Много прочитав о войне – очерки, военные мемуары, солдатские письма, – Королев понял, что рано или поздно он снова увидит этих безухих псов на перроне, что влекущая бессмыслица детства стала теперь совпадать со смыслом смерти. Он думал о Каспии, о раскаленных предгорьях, изборожденных бронетехникой, он видел клубы пыли, тугие, тяжкие, не проседающие долго, ползущие по равнинам полчищем слепоты. Ненависть его умножалась альянсом технического и человеческого зла, насиловавших ландшафт. Он был скорее на стороне гор, чем на чьей-либо еще.
«Пыль в войне замешивает своих и чужих, множит потемки грядущего, страх, – выводил на карточке Королев. – Восемьсот граммов пыли на бушлат. Пыль напитывает тело, и оно, разбухшее, становится чутким, как ослепший глаз. Внутреннее становится серым, неясным, неотличимым от внешнего зрения. Пыль стирает кожу противостояния, уничтожает врага, делая его внутренним. Война ворочается, поворачивается против себя. Пыль тучнеет – растворяя, перемалывая, превращая в себя – горы, луга, войска.
Все время хочется стрелять и материться. От страха – вроде молитвы. Окажись я сейчас в Чечне – тотчас стану швалью: я – большинство».

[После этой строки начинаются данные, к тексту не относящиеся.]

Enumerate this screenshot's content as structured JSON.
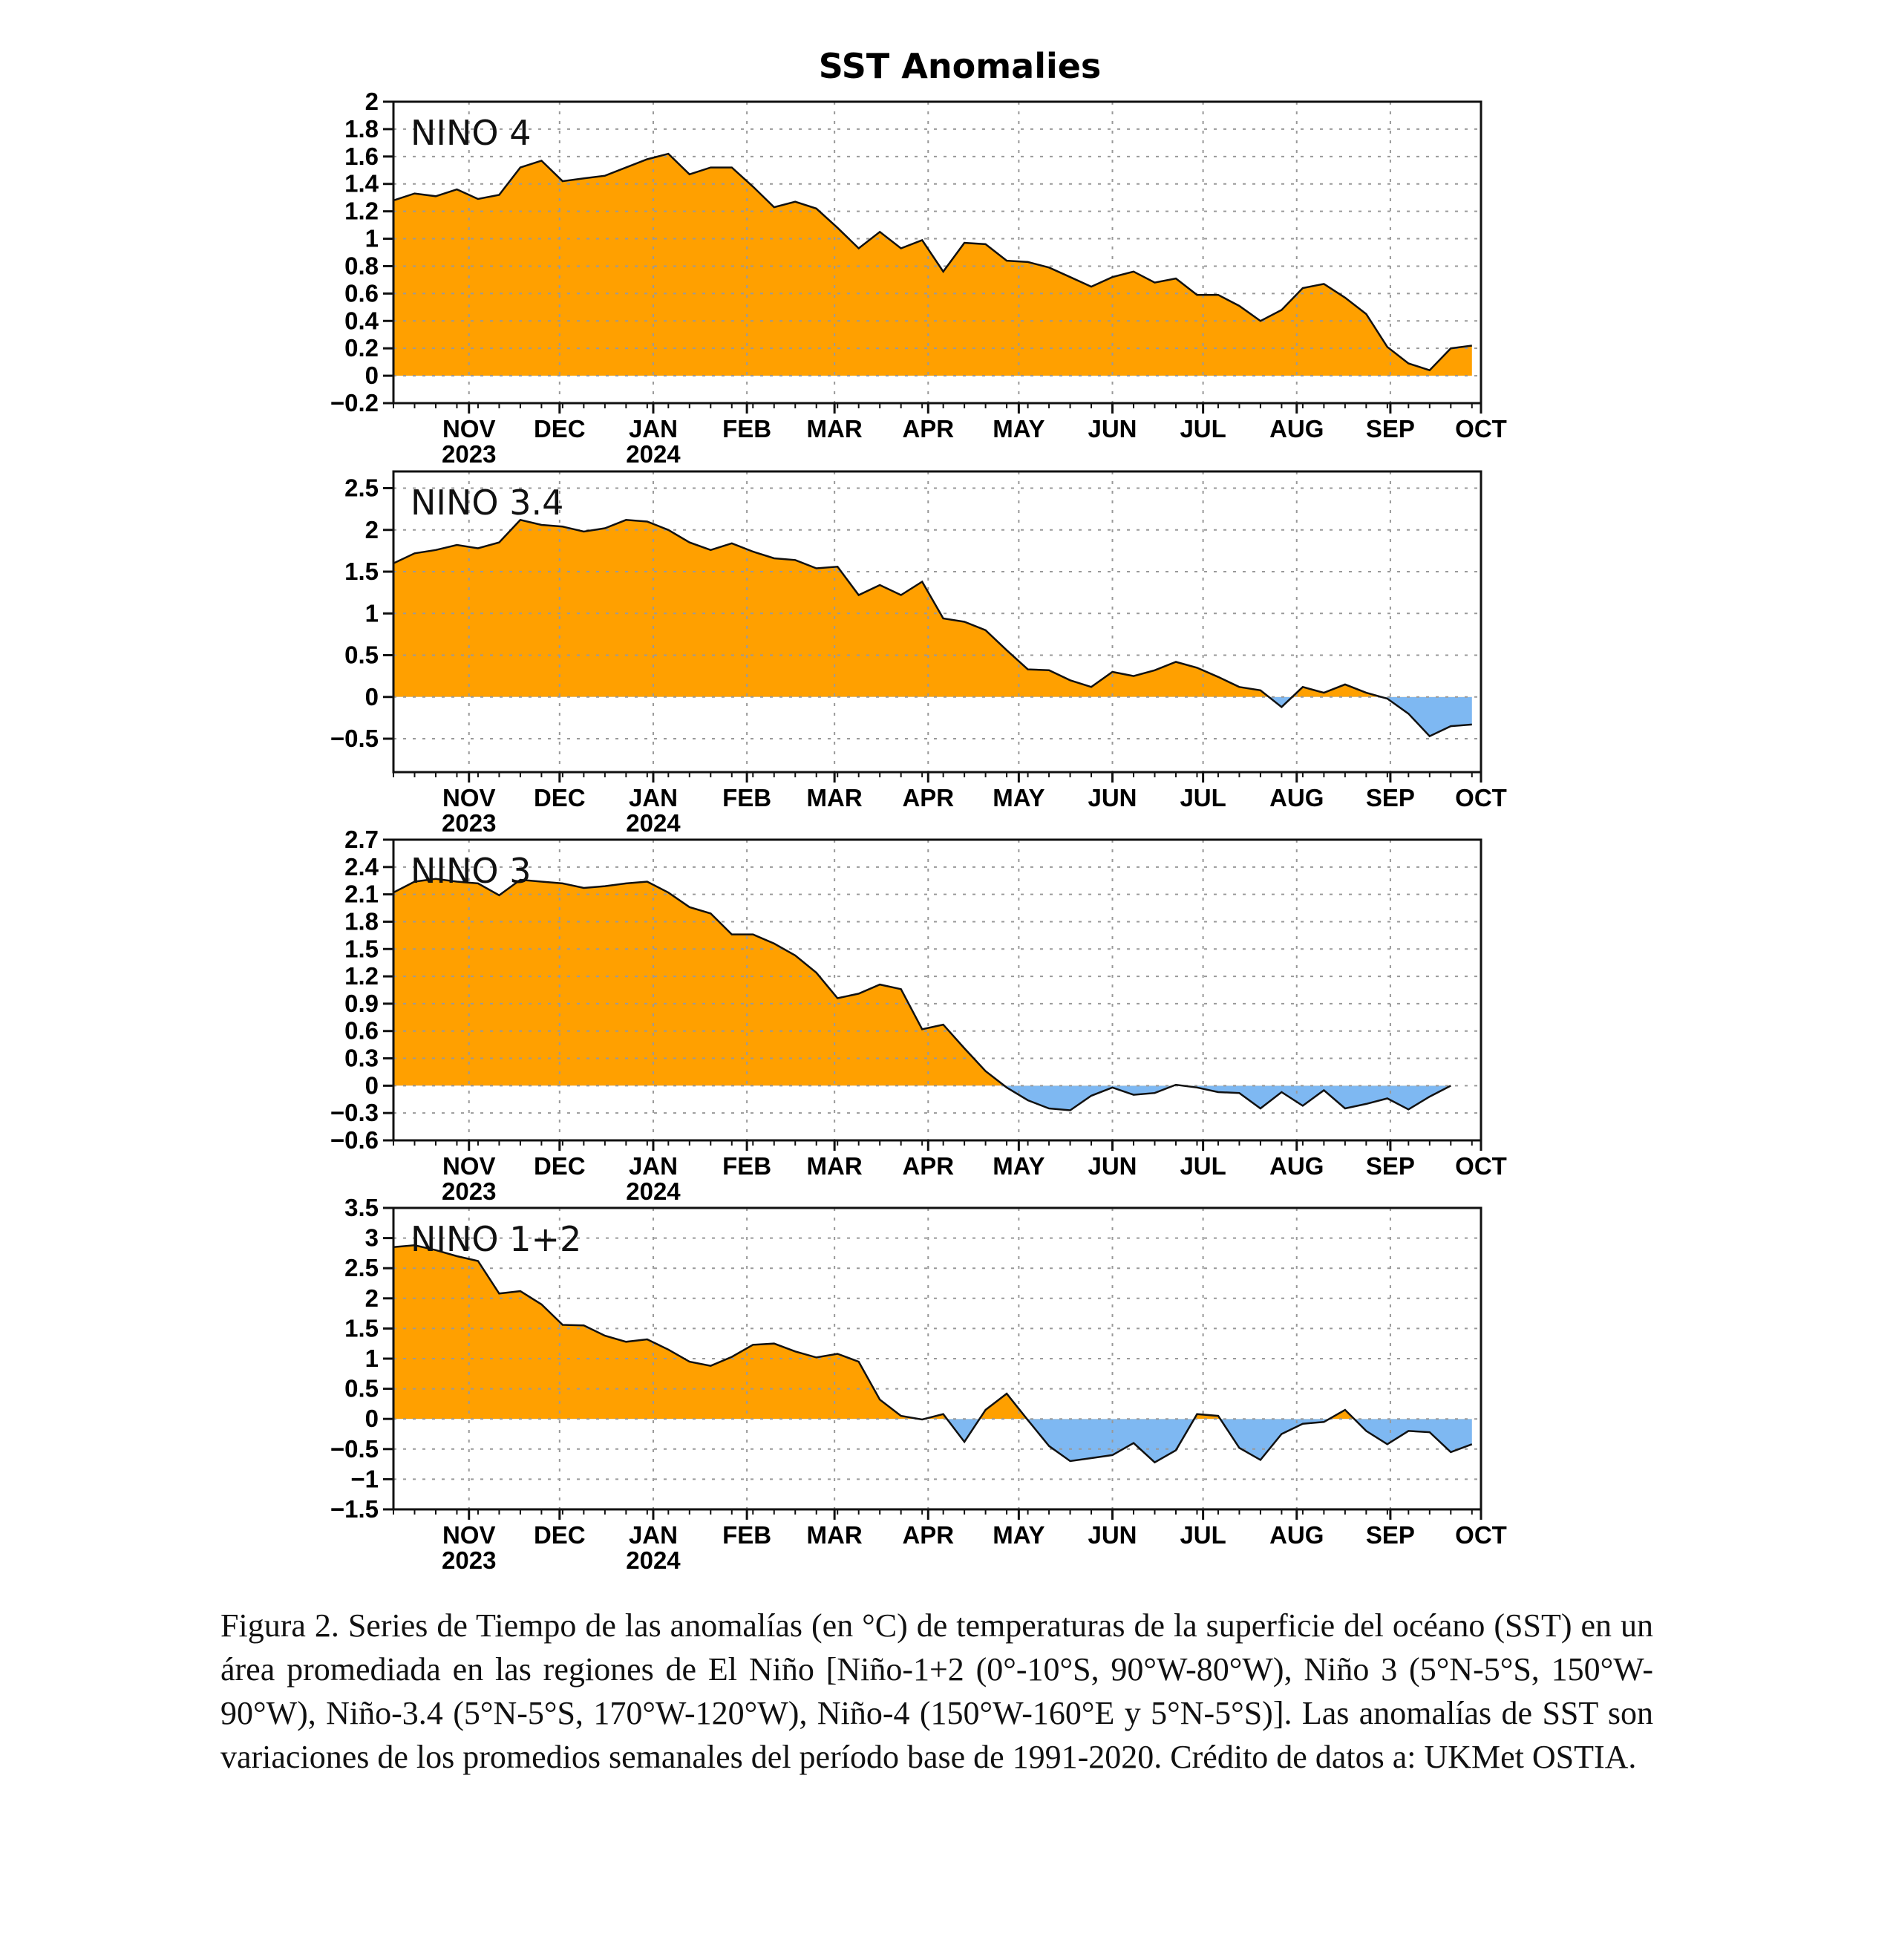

Однажды он прочитал о том, как экипаж БТРа у блокпоста, в кустах сношал козу. После солдаты облили куст солярой, подожгли и ржали, глядя, как животное плясало на привязи вокруг огня.
И он смотрел не в силах оторваться. Хозяйка козы, русская старуха, то плакала, то крестилась: «Машка, Машка, беги, сестреночка, беги!»
И он сбежал бы, если б смог оторваться. А так он ждал, когда привязь перегорит сама – и только изредка дергал, на пробу прочности, как держит?
Постепенно Королев составил автобиографию – и она поразила его такой потусторонностью, что он с прятал этот рассказ о человеке, который казался предавшим его братом-близнецом. Через месяц достал, чтобы снова поразиться: случавшееся с ним было описано хоть и безыскусно, но с такой отъявленной зримостью, что он даже внутренне подтянулся, поняв, что если бы не написал, то упустил бы многое, – многое бы просто не случилось.